Tokoh protagonis, yaitu
tokoh yang pertama kali mengambil prakarsa dalam cerita. Tokohprotagonis adalah
tokoh yang pertama mengalami benturan-benturan atau masalah, memiliki sifatyang
baik sehingga penonton biasanya berempati.
2.
Tokoh antagonis, yaitu
tokoh yang menentang tokoh protagonis atau tokoh yang menentang cerita. Tokoh
antagonis biasanya memiliki sifat jahat.
3.
Tokoh tritagonis, yaitu
tokoh penengah serta pendamai dua pihak (tokoh protagonis dan tokohantagonis)

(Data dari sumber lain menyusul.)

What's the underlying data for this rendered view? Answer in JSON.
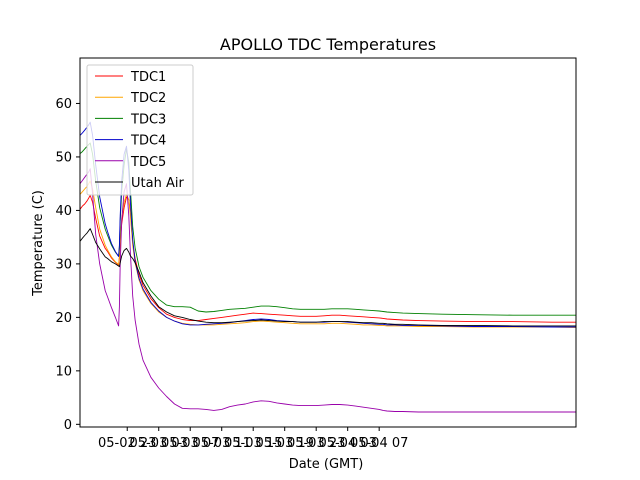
{
  "chart_data": {
    "type": "line",
    "title": "APOLLO TDC Temperatures",
    "xlabel": "Date (GMT)",
    "ylabel": "Temperature (C)",
    "x_unit": "hours",
    "xlim": [
      0,
      63
    ],
    "ylim": [
      -0.5,
      68.5
    ],
    "xticks": [
      {
        "value": 6,
        "label": "05-02 23"
      },
      {
        "value": 10,
        "label": "05-03 03"
      },
      {
        "value": 14,
        "label": "05-03 07"
      },
      {
        "value": 18,
        "label": "05-03 11"
      },
      {
        "value": 22,
        "label": "05-03 15"
      },
      {
        "value": 26,
        "label": "05-03 19"
      },
      {
        "value": 30,
        "label": "05-03 23"
      },
      {
        "value": 34,
        "label": "05-04 03"
      },
      {
        "value": 38,
        "label": "05-04 07"
      }
    ],
    "yticks": [
      0,
      10,
      20,
      30,
      40,
      50,
      60
    ],
    "grid": false,
    "legend_loc": "upper left",
    "series": [
      {
        "name": "TDC1",
        "color": "#ff0000",
        "x": [
          0,
          0.3,
          0.6,
          0.9,
          1.1,
          1.3,
          1.6,
          2.0,
          2.5,
          3.2,
          3.5,
          4.0,
          4.5,
          4.9,
          5.0,
          5.1,
          5.3,
          5.6,
          5.9,
          6.2,
          6.4,
          6.7,
          7.0,
          7.5,
          8.0,
          9.0,
          10.0,
          11.0,
          12.0,
          13.0,
          14.0,
          15.0,
          16.0,
          17.0,
          18.0,
          19.0,
          20.0,
          21.0,
          22.0,
          23.0,
          24.0,
          25.0,
          26.0,
          27.0,
          28.0,
          29.0,
          30.0,
          31.0,
          32.0,
          33.0,
          34.0,
          35.0,
          36.0,
          37.0,
          38.0,
          38.5,
          39.0,
          40.0,
          41.0,
          43.0,
          46.0,
          50.0,
          55.0,
          60.0,
          63.0
        ],
        "y": [
          40.2,
          40.8,
          41.2,
          41.8,
          42.3,
          42.8,
          41.5,
          38.5,
          35.2,
          32.9,
          32.3,
          31.1,
          30.3,
          29.8,
          31.0,
          34.0,
          37.5,
          40.5,
          42.5,
          42.0,
          39.5,
          34.0,
          31.0,
          28.0,
          26.0,
          23.5,
          21.8,
          20.6,
          20.0,
          19.6,
          19.4,
          19.4,
          19.6,
          19.8,
          20.0,
          20.2,
          20.4,
          20.6,
          20.8,
          20.7,
          20.6,
          20.5,
          20.4,
          20.3,
          20.2,
          20.2,
          20.2,
          20.3,
          20.4,
          20.4,
          20.3,
          20.2,
          20.1,
          20.0,
          19.9,
          19.8,
          19.7,
          19.6,
          19.5,
          19.4,
          19.3,
          19.2,
          19.2,
          19.1,
          19.1
        ]
      },
      {
        "name": "TDC2",
        "color": "#ffa500",
        "x": [
          0,
          0.3,
          0.6,
          0.9,
          1.1,
          1.3,
          1.6,
          2.0,
          2.5,
          3.2,
          3.5,
          4.0,
          4.5,
          4.9,
          5.0,
          5.1,
          5.3,
          5.6,
          5.9,
          6.2,
          6.4,
          6.7,
          7.0,
          7.5,
          8.0,
          9.0,
          10.0,
          11.0,
          12.0,
          13.0,
          14.0,
          15.0,
          16.0,
          17.0,
          18.0,
          19.0,
          20.0,
          21.0,
          22.0,
          23.0,
          24.0,
          25.0,
          26.0,
          27.0,
          28.0,
          29.0,
          30.0,
          31.0,
          32.0,
          33.0,
          34.0,
          35.0,
          36.0,
          37.0,
          38.0,
          38.5,
          39.0,
          40.0,
          41.0,
          43.0,
          46.0,
          50.0,
          55.0,
          60.0,
          63.0
        ],
        "y": [
          43.0,
          43.5,
          44.0,
          44.5,
          45.0,
          45.5,
          44.0,
          40.5,
          36.5,
          33.5,
          32.6,
          31.3,
          30.4,
          29.9,
          31.5,
          35.0,
          38.5,
          41.5,
          43.0,
          42.0,
          39.0,
          33.5,
          30.2,
          27.0,
          25.0,
          22.6,
          21.0,
          20.0,
          19.3,
          18.9,
          18.7,
          18.6,
          18.6,
          18.6,
          18.7,
          18.8,
          18.9,
          19.0,
          19.2,
          19.3,
          19.2,
          19.1,
          19.0,
          18.9,
          18.8,
          18.8,
          18.8,
          18.8,
          18.9,
          18.9,
          18.8,
          18.7,
          18.6,
          18.6,
          18.5,
          18.5,
          18.4,
          18.4,
          18.4,
          18.3,
          18.3,
          18.2,
          18.2,
          18.2,
          18.1
        ]
      },
      {
        "name": "TDC3",
        "color": "#008000",
        "x": [
          0,
          0.3,
          0.6,
          0.9,
          1.1,
          1.3,
          1.6,
          2.0,
          2.5,
          3.2,
          3.5,
          4.0,
          4.5,
          4.9,
          5.0,
          5.1,
          5.3,
          5.6,
          5.9,
          6.2,
          6.4,
          6.7,
          7.0,
          7.5,
          8.0,
          9.0,
          10.0,
          11.0,
          12.0,
          13.0,
          14.0,
          15.0,
          16.0,
          17.0,
          18.0,
          19.0,
          20.0,
          21.0,
          22.0,
          23.0,
          24.0,
          25.0,
          26.0,
          27.0,
          28.0,
          29.0,
          30.0,
          31.0,
          32.0,
          33.0,
          34.0,
          35.0,
          36.0,
          37.0,
          38.0,
          38.5,
          39.0,
          40.0,
          41.0,
          43.0,
          46.0,
          50.0,
          55.0,
          60.0,
          63.0
        ],
        "y": [
          50.6,
          51.0,
          51.5,
          52.0,
          52.3,
          52.6,
          50.5,
          45.5,
          40.5,
          36.5,
          35.3,
          33.5,
          32.2,
          31.4,
          33.0,
          38.0,
          43.5,
          48.5,
          51.5,
          49.0,
          44.0,
          37.0,
          33.0,
          29.5,
          27.5,
          25.0,
          23.4,
          22.3,
          22.0,
          22.0,
          21.9,
          21.2,
          21.0,
          21.1,
          21.3,
          21.5,
          21.6,
          21.7,
          21.9,
          22.1,
          22.1,
          22.0,
          21.8,
          21.6,
          21.5,
          21.5,
          21.5,
          21.5,
          21.6,
          21.6,
          21.6,
          21.5,
          21.4,
          21.3,
          21.2,
          21.1,
          21.0,
          20.9,
          20.8,
          20.7,
          20.6,
          20.5,
          20.4,
          20.4,
          20.4
        ]
      },
      {
        "name": "TDC4",
        "color": "#0000cc",
        "x": [
          0,
          0.3,
          0.6,
          0.9,
          1.1,
          1.3,
          1.6,
          2.0,
          2.5,
          3.2,
          3.5,
          4.0,
          4.5,
          4.9,
          5.0,
          5.1,
          5.3,
          5.6,
          5.9,
          6.2,
          6.4,
          6.7,
          7.0,
          7.5,
          8.0,
          9.0,
          10.0,
          11.0,
          12.0,
          13.0,
          14.0,
          15.0,
          16.0,
          17.0,
          18.0,
          19.0,
          20.0,
          21.0,
          22.0,
          23.0,
          24.0,
          25.0,
          26.0,
          27.0,
          28.0,
          29.0,
          30.0,
          31.0,
          32.0,
          33.0,
          34.0,
          35.0,
          36.0,
          37.0,
          38.0,
          38.5,
          39.0,
          40.0,
          41.0,
          43.0,
          46.0,
          50.0,
          55.0,
          60.0,
          63.0
        ],
        "y": [
          54.0,
          54.5,
          55.0,
          55.6,
          56.0,
          56.5,
          54.0,
          48.5,
          42.5,
          37.5,
          36.0,
          33.8,
          32.3,
          31.4,
          33.5,
          39.0,
          45.5,
          50.5,
          52.0,
          47.5,
          41.5,
          34.5,
          30.5,
          27.3,
          25.3,
          22.8,
          21.2,
          20.0,
          19.3,
          18.8,
          18.6,
          18.6,
          18.7,
          18.8,
          18.9,
          19.0,
          19.2,
          19.4,
          19.6,
          19.7,
          19.6,
          19.4,
          19.3,
          19.2,
          19.1,
          19.1,
          19.1,
          19.1,
          19.2,
          19.2,
          19.1,
          19.0,
          18.9,
          18.8,
          18.7,
          18.7,
          18.6,
          18.6,
          18.5,
          18.5,
          18.4,
          18.3,
          18.3,
          18.2,
          18.2
        ]
      },
      {
        "name": "TDC5",
        "color": "#9900aa",
        "x": [
          0,
          0.3,
          0.6,
          0.9,
          1.1,
          1.3,
          1.6,
          2.0,
          2.5,
          3.2,
          3.5,
          4.0,
          4.5,
          4.9,
          5.0,
          5.1,
          5.3,
          5.6,
          5.9,
          6.2,
          6.4,
          6.7,
          7.0,
          7.5,
          8.0,
          9.0,
          10.0,
          11.0,
          12.0,
          13.0,
          14.0,
          15.0,
          16.0,
          17.0,
          18.0,
          19.0,
          20.0,
          21.0,
          22.0,
          23.0,
          24.0,
          25.0,
          26.0,
          27.0,
          28.0,
          29.0,
          30.0,
          31.0,
          32.0,
          33.0,
          34.0,
          35.0,
          36.0,
          37.0,
          38.0,
          38.5,
          39.0,
          40.0,
          41.0,
          43.0,
          46.0,
          50.0,
          55.0,
          60.0,
          63.0
        ],
        "y": [
          45.0,
          45.6,
          46.2,
          46.8,
          47.2,
          47.8,
          43.0,
          35.5,
          30.0,
          25.0,
          23.8,
          21.8,
          20.0,
          18.4,
          22.0,
          30.0,
          38.0,
          43.5,
          45.0,
          39.0,
          32.0,
          24.0,
          19.5,
          15.0,
          12.0,
          8.8,
          6.8,
          5.2,
          3.8,
          3.0,
          2.9,
          2.9,
          2.8,
          2.6,
          2.8,
          3.3,
          3.6,
          3.8,
          4.2,
          4.4,
          4.3,
          4.0,
          3.8,
          3.6,
          3.5,
          3.5,
          3.5,
          3.6,
          3.7,
          3.7,
          3.6,
          3.4,
          3.2,
          3.0,
          2.8,
          2.6,
          2.5,
          2.4,
          2.4,
          2.3,
          2.3,
          2.3,
          2.3,
          2.3,
          2.3
        ]
      },
      {
        "name": "Utah Air",
        "color": "#000000",
        "x": [
          0,
          0.3,
          0.6,
          0.9,
          1.1,
          1.3,
          1.6,
          2.0,
          2.5,
          3.2,
          3.5,
          4.0,
          4.5,
          4.9,
          5.0,
          5.1,
          5.3,
          5.6,
          5.9,
          6.2,
          6.4,
          6.7,
          7.0,
          7.5,
          8.0,
          9.0,
          10.0,
          11.0,
          12.0,
          13.0,
          14.0,
          15.0,
          16.0,
          17.0,
          18.0,
          19.0,
          20.0,
          21.0,
          22.0,
          23.0,
          24.0,
          25.0,
          26.0,
          27.0,
          28.0,
          29.0,
          30.0,
          31.0,
          32.0,
          33.0,
          34.0,
          35.0,
          36.0,
          37.0,
          38.0,
          38.5,
          39.0,
          40.0,
          41.0,
          43.0,
          46.0,
          50.0,
          55.0,
          60.0,
          63.0
        ],
        "y": [
          34.2,
          34.8,
          35.3,
          35.8,
          36.2,
          36.6,
          35.5,
          34.0,
          32.8,
          31.3,
          31.0,
          30.4,
          30.0,
          29.6,
          29.5,
          30.2,
          31.5,
          32.5,
          32.9,
          32.2,
          31.5,
          31.0,
          30.2,
          28.5,
          26.5,
          24.0,
          22.0,
          21.0,
          20.3,
          20.0,
          19.6,
          19.3,
          19.1,
          19.0,
          19.0,
          19.1,
          19.2,
          19.3,
          19.4,
          19.5,
          19.4,
          19.3,
          19.2,
          19.2,
          19.1,
          19.1,
          19.1,
          19.2,
          19.2,
          19.2,
          19.2,
          19.1,
          19.0,
          19.0,
          18.9,
          18.9,
          18.8,
          18.7,
          18.7,
          18.6,
          18.5,
          18.5,
          18.4,
          18.4,
          18.4
        ]
      }
    ]
  }
}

dan penyelesaian ketegangan.
4. Dialog
Dialog adalah percakapan
antar tokoh (yang bersamaan dalam satu gerak atau adegan) untuk merangkai
jalannya kisah. Dialog harus mendukung karakter tokoh, mengarahkan plot dan
mengungkap makna yang tersirat.
5. Bahasa
Bahasa merupakan bahan
dasar naskah atau skenario dalam wujud kata dan kalimat. Kata dan kalimat harus
dapat mengungkapkan pikiran dan perasaan secara komunikatif dan efektif.
6. Ide dan Pesan
Ide dan pesan dalam
pertunjukan harus bisa di tuliskan oleh penulis dan di implementasikan di atas
panggung oleh pemeran. Ide bisa di dapat dengan cara merekayasa secara logis,
sehingga selain dapat menghibur, pementasan teater juga menampilkan pesan moral
melalui nilai-nilai pendidikan.
7. Setting
Setting atau latar
adalah keadaan tempat dan suasana terjadinya suatu adegan di panggung. Setting
ini bisa mencakup tata panggung dan tata lampu.